During the spacewalk Flight Engineers Maxim Suraev and Oleg Kotov will set up the Poisk Russian Mini-Research Module 2 for the relocation of the Soyuz TMA-16. On Jan. 21 Suraev and Commander Jeff Williams will undock the Soyuz TMA-16 from the aft end of the Zvezda Service Module then dock to Poisk shortly after.

Flight Engineer Soichi Noguchi is in the Japanese Kibo laboratory assembling the Small Fine Arm. Credit: NASA

Flight Engineer Soichi Noguchi is in the Japanese Kibo laboratory assembling the Small Fine Arm. Credit: NASA

The Expedition 22 crew also was busy setting up science equipment and science experiments throughout the orbiting laboratory. They also spoke to international team members on the ground, conducting routine periodic conferences with ground support teams in the U.S., Russia and Japan.

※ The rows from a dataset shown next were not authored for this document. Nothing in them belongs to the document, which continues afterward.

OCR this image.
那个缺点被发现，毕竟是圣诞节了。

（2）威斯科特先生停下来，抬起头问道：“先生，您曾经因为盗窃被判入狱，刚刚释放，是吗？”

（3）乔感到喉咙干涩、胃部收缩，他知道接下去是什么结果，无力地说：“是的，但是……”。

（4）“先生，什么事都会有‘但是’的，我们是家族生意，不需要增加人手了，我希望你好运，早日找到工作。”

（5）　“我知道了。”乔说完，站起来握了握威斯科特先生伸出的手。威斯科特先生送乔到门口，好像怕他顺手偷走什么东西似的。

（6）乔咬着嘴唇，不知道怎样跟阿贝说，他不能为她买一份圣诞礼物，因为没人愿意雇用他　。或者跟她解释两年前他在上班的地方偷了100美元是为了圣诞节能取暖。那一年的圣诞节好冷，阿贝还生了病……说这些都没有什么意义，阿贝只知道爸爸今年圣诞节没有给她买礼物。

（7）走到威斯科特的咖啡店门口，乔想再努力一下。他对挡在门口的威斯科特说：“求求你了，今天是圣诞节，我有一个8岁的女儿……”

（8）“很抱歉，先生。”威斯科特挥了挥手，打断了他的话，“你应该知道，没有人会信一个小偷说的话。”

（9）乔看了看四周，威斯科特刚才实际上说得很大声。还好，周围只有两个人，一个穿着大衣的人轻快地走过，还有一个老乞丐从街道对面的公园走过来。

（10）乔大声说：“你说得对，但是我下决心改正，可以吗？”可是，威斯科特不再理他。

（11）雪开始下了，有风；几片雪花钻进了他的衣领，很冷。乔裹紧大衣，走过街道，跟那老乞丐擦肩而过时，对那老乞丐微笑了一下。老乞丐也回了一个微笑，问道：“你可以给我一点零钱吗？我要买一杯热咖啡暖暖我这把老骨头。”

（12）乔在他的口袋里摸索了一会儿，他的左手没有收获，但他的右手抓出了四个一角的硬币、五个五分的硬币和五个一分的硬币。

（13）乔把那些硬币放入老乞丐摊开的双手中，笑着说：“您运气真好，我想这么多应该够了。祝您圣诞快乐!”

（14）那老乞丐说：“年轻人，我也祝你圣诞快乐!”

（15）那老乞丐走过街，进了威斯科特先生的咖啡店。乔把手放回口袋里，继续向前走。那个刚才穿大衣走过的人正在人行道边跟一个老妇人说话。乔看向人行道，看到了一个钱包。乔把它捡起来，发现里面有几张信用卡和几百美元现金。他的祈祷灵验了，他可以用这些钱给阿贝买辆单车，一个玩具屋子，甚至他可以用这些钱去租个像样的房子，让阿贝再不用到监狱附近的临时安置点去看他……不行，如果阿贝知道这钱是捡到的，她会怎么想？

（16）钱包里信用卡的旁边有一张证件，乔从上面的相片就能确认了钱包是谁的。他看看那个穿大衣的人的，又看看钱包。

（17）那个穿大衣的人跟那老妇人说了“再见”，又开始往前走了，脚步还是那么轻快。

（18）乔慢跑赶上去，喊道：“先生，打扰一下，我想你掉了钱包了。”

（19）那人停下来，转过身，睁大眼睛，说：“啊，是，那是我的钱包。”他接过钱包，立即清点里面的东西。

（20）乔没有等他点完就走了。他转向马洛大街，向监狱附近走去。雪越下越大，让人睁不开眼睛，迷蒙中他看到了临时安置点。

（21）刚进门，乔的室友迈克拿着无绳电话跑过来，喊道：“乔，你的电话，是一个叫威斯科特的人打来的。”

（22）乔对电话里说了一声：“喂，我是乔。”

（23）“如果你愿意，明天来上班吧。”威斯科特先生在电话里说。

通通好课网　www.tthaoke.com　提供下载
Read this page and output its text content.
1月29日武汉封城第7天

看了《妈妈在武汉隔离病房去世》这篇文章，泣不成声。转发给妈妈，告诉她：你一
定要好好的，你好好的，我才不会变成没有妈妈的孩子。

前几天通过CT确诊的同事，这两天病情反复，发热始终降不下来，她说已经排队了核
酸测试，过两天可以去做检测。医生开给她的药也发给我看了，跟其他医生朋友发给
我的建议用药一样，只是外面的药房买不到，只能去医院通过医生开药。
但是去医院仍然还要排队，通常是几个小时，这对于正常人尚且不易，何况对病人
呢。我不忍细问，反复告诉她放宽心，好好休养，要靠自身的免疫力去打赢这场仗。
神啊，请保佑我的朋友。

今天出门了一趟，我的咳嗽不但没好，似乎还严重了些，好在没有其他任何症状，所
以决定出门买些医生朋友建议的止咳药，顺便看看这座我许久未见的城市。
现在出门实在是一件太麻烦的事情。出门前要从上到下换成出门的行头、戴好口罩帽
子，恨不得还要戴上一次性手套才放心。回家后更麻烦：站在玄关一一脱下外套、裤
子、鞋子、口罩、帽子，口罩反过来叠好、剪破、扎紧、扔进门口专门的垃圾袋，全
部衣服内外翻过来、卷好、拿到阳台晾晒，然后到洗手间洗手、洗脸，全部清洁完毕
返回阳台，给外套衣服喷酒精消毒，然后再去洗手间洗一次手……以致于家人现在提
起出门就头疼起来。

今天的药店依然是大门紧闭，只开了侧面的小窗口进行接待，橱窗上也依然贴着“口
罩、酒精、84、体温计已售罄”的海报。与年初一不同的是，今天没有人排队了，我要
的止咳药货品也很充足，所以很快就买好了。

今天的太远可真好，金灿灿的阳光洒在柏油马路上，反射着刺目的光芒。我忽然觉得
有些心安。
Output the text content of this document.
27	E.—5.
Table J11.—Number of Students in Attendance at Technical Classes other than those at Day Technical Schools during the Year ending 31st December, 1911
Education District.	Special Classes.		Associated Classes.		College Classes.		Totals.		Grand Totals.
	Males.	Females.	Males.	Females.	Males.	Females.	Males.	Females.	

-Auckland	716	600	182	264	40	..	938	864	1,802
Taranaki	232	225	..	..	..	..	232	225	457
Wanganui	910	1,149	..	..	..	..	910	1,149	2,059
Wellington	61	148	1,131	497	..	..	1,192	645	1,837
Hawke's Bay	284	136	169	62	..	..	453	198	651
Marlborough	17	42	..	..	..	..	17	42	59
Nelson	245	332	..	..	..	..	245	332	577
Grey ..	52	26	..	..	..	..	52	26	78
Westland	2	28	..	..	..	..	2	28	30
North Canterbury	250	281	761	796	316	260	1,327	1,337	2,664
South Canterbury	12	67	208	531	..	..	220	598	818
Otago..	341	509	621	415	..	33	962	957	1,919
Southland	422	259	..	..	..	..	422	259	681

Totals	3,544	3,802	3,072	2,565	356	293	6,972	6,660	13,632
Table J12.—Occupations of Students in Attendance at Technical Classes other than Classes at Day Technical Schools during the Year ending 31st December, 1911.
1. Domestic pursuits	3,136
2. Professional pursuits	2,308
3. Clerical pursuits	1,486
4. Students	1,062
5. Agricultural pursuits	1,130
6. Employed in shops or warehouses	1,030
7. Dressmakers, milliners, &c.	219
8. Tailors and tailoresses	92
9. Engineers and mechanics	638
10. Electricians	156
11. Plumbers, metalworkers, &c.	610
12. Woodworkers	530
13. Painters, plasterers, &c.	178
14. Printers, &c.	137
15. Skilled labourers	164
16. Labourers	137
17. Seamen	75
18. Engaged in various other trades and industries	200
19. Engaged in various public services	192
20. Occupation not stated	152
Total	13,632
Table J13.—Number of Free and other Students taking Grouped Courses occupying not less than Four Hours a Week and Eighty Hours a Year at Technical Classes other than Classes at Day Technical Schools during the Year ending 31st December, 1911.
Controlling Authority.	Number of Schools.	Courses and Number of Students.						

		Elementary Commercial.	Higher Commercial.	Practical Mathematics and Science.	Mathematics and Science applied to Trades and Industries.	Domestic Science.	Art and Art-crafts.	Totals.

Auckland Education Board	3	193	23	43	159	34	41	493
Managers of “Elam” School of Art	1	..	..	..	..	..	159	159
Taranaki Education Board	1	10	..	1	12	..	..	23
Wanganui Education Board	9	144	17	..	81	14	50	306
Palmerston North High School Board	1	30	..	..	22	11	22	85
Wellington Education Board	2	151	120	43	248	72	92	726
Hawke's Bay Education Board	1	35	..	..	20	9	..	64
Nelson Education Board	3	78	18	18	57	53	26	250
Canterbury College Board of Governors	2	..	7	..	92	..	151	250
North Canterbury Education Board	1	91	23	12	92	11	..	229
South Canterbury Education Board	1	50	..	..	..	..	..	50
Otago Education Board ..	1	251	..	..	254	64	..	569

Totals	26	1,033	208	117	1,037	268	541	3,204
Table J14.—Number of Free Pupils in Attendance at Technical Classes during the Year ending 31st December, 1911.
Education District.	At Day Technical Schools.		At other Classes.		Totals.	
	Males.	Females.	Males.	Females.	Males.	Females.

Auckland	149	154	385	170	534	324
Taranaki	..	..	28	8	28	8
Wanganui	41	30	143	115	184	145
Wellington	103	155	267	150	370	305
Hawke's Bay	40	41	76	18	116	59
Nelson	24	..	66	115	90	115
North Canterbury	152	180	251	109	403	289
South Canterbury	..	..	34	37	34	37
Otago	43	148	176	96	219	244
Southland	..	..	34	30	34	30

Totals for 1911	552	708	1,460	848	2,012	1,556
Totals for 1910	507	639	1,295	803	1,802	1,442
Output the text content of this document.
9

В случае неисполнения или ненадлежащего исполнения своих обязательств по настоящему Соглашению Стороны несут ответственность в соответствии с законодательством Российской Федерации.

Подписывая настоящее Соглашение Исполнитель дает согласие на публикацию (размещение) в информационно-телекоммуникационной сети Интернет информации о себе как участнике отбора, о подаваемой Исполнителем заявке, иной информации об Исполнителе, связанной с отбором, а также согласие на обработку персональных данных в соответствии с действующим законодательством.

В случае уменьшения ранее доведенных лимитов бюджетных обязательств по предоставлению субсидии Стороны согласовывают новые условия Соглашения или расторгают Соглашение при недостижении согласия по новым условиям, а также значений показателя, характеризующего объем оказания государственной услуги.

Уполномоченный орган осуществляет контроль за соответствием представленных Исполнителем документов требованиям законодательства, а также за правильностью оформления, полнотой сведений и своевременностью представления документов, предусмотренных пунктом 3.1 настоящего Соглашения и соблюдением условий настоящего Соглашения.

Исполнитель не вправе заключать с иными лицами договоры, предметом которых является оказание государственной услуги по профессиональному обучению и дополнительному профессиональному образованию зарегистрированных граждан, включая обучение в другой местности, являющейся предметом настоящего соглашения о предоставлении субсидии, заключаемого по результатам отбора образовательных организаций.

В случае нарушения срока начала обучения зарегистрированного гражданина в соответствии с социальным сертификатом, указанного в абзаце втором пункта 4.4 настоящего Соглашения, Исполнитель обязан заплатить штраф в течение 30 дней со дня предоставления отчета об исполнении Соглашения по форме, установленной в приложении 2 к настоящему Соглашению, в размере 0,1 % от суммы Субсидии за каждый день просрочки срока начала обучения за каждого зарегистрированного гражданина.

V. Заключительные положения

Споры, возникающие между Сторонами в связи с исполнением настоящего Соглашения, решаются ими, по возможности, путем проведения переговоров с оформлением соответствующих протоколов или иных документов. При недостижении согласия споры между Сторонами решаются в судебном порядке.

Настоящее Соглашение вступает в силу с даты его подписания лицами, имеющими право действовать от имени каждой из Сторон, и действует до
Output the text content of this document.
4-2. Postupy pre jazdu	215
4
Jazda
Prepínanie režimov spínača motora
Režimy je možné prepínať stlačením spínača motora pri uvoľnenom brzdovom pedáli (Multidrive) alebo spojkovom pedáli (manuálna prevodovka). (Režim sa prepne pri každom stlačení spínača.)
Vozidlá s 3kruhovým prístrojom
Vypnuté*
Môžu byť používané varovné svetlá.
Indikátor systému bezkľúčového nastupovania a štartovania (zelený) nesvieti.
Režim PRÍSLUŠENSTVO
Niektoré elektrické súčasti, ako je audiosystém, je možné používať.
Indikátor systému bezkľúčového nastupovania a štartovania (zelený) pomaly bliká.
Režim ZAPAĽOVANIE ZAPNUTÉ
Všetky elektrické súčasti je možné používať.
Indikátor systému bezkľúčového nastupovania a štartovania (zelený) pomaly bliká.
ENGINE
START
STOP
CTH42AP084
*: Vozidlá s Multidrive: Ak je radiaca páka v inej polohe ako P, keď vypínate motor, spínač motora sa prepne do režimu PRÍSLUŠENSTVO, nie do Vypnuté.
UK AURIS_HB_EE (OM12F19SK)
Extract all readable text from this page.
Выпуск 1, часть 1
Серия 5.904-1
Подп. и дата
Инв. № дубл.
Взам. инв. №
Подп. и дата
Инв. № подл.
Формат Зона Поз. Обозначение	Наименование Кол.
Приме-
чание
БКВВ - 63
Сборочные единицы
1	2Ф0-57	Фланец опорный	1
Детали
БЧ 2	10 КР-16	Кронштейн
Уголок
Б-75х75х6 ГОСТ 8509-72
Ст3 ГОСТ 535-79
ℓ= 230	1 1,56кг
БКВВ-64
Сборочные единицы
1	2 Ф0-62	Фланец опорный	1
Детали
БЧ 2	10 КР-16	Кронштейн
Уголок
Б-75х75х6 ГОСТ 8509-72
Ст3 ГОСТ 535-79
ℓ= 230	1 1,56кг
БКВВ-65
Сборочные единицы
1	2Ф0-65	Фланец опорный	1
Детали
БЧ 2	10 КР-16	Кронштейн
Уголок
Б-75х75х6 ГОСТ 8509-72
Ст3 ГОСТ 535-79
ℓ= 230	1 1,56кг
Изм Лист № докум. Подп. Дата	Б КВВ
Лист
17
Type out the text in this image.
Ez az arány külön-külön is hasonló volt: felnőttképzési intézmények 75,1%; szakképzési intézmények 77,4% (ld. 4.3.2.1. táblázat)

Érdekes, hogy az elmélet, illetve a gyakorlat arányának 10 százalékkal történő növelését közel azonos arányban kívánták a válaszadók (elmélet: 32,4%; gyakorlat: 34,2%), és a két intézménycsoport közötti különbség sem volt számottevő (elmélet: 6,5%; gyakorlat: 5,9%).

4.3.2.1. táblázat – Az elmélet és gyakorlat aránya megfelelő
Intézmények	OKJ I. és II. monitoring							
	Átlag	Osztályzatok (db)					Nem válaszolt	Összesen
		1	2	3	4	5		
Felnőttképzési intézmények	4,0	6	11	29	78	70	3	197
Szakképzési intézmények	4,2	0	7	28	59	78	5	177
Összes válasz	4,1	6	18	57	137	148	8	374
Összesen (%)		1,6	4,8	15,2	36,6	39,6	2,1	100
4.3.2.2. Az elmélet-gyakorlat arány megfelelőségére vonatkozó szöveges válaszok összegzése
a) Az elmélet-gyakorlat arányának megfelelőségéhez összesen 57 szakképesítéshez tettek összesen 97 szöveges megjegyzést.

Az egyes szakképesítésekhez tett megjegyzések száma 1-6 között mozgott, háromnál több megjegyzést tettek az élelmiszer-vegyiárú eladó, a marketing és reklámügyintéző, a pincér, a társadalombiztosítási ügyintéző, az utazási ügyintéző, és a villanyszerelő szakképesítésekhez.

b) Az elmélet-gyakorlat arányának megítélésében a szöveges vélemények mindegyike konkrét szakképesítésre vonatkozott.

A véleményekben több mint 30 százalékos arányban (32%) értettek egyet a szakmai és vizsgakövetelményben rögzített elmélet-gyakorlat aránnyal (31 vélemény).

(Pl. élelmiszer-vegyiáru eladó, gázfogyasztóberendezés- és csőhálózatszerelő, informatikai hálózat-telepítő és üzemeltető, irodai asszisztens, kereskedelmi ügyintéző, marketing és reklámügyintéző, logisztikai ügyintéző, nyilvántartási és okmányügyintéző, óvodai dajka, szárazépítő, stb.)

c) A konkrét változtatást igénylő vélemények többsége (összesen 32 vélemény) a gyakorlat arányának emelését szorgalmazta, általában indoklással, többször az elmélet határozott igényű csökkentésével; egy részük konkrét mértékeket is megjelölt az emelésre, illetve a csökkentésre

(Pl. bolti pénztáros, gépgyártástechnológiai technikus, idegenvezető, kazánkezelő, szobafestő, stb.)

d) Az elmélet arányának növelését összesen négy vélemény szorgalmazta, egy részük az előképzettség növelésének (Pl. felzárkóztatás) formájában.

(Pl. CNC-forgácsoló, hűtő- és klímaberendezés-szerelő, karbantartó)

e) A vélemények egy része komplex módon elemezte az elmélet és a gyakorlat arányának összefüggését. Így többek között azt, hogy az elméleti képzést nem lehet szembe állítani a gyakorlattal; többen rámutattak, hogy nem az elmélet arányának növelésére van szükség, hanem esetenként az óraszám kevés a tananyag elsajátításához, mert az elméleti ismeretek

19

In the Japanese Kibo module, Flight Engineer Soichi Noguchi closed out the assembly of Kibo’s Small Fine Arm and stowed its tools. The Small Fine Arm is attached to the end effector of the Japanese Robotic Arm and is used for the set up of experiments outside the laboratory module.

Flight Engineer T.J. Creamer removed then reinstalled an experiment container inside the BioLab, swapping it from one compartment to another. A facility inside Europe’s Columbus lab, the BioLab provides two sections for the study of life sciences in microgravity. One section works both autonomously and in conjunction with commands from the ground. The other is designed for manual interaction by a station crew member.

As space station and space shuttle teams prepared for February’s launch of Endeavour, a high-pressure ammonia jumper hose assembly failed during a prelaunch test Thursday. Four such hoses, which will be used to connect the new Tranquility module to the station’s cooling system, are to be installed and activated by spacewalkers during the STS-130 mission. The teams are continuing to work toward a target launch of Endeavour on Feb. 7, however engineers are reviewing data from the test and evaluating whether there will be any impact to the shuttle mission. The analysis is expected to continue for several days.